A firm’s market value is supposed to equal the net present value of its future cash flows. In practice it reflects an unstable balance between two versions of the truth. First, the story managers tell, which is usually self-serving and emphasises their brilliance. Second, the numbers. They can be manipulated but are open to scrutiny. Over the years the gap between these two versions of reality has grown. Many bosses of big listed firms are now practised propagandists, in the same way campaigning politicians are, probably because their pay is linked to the share price. Plain talkers struggle. Lawyers script firms’ every utterance, making it hard to have frank discussions with outsiders. Investors have grown cynical and trigger-happy.
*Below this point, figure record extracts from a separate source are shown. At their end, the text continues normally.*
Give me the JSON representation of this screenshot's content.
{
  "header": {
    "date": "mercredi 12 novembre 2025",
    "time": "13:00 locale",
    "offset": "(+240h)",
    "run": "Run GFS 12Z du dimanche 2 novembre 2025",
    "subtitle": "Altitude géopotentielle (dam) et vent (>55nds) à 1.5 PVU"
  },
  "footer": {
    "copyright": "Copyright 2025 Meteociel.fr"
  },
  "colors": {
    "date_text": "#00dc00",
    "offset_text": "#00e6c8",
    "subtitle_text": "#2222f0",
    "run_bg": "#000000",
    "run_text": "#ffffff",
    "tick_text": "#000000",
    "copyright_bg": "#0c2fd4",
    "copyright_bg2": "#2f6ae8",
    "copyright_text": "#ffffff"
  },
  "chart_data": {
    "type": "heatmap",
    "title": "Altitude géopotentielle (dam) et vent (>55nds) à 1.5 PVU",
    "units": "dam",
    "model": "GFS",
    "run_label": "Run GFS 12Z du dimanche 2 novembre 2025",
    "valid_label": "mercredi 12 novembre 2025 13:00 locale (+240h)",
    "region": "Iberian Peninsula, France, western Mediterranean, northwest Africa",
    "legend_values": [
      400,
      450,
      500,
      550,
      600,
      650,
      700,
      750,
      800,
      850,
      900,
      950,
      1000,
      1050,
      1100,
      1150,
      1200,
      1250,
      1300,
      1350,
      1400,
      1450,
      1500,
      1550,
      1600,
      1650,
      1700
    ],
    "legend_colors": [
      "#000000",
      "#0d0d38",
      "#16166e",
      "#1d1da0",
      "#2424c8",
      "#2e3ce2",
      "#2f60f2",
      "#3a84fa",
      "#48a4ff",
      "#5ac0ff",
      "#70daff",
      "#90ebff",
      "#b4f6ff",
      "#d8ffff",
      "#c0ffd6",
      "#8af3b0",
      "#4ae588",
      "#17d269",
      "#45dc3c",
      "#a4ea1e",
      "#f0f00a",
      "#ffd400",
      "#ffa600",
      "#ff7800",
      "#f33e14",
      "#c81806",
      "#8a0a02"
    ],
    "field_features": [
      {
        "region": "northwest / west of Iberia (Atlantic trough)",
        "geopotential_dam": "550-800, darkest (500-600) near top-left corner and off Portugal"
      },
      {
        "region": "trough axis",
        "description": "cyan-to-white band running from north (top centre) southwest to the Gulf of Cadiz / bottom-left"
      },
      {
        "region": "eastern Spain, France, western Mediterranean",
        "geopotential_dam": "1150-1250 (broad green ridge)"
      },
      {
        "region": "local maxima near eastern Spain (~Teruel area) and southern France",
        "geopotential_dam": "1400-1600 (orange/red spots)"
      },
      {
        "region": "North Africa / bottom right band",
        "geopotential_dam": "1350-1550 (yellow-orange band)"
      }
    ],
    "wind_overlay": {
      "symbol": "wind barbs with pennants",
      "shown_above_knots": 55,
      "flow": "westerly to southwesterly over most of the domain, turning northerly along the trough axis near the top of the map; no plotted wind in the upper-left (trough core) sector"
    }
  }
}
An extreme symptom of these tensions is the advent of firms whose integrity is continually contested, just like the character of a presidential candidate. Valeant is backed by two respected hedge funds, ValueAct and Pershing Square, whose boss, William Ackman, has publicly celebrated it. But Valeant has been accused of creative accounting by both James Chanos, a famed short-seller, and Allergan, a rival drugs firm it tried to buy in 2014. Herbalife, a direct-sales firm, has also been the subject of a war of words on Wall Street. Noble, when attacked by an ex-employee and short-sellers over its accounts, adopted the American tactics of indignant rebuttals and legal threats. Although couched in the politically correct language of transparency, the impression left by such cases is of a bunker mentality.

That some communication by bosses and big firms is now guff, or worse, is a huge regret. Rule-setters can only do so much, leaving creative accountants always a step ahead. In the 1980s and 1990s the most common ruses were the use of provisioning and capitalised costs to understate expenses in the profit-and-loss account, and dodgy pension accounting. Once these were stamped out, the game shifted to issuing debt disguised as equity, as practised by most banks in 2003-08 to disastrous effect. Today, four of the five cases in the news involve dealings with notionally arm’s-length entities—perhaps this is the latest area of innovation. With half of America’s big firms experiencing shrinking profits, the urge to juice the numbers may be rising. The boom in unlisted technology firms with billion-dollar valuations, the “unicorns”, is also a worry. Lacking outside scrutiny, showered with praise and supposedly worth a combined $200 billion-plus, there will surely be a few spectacular frauds.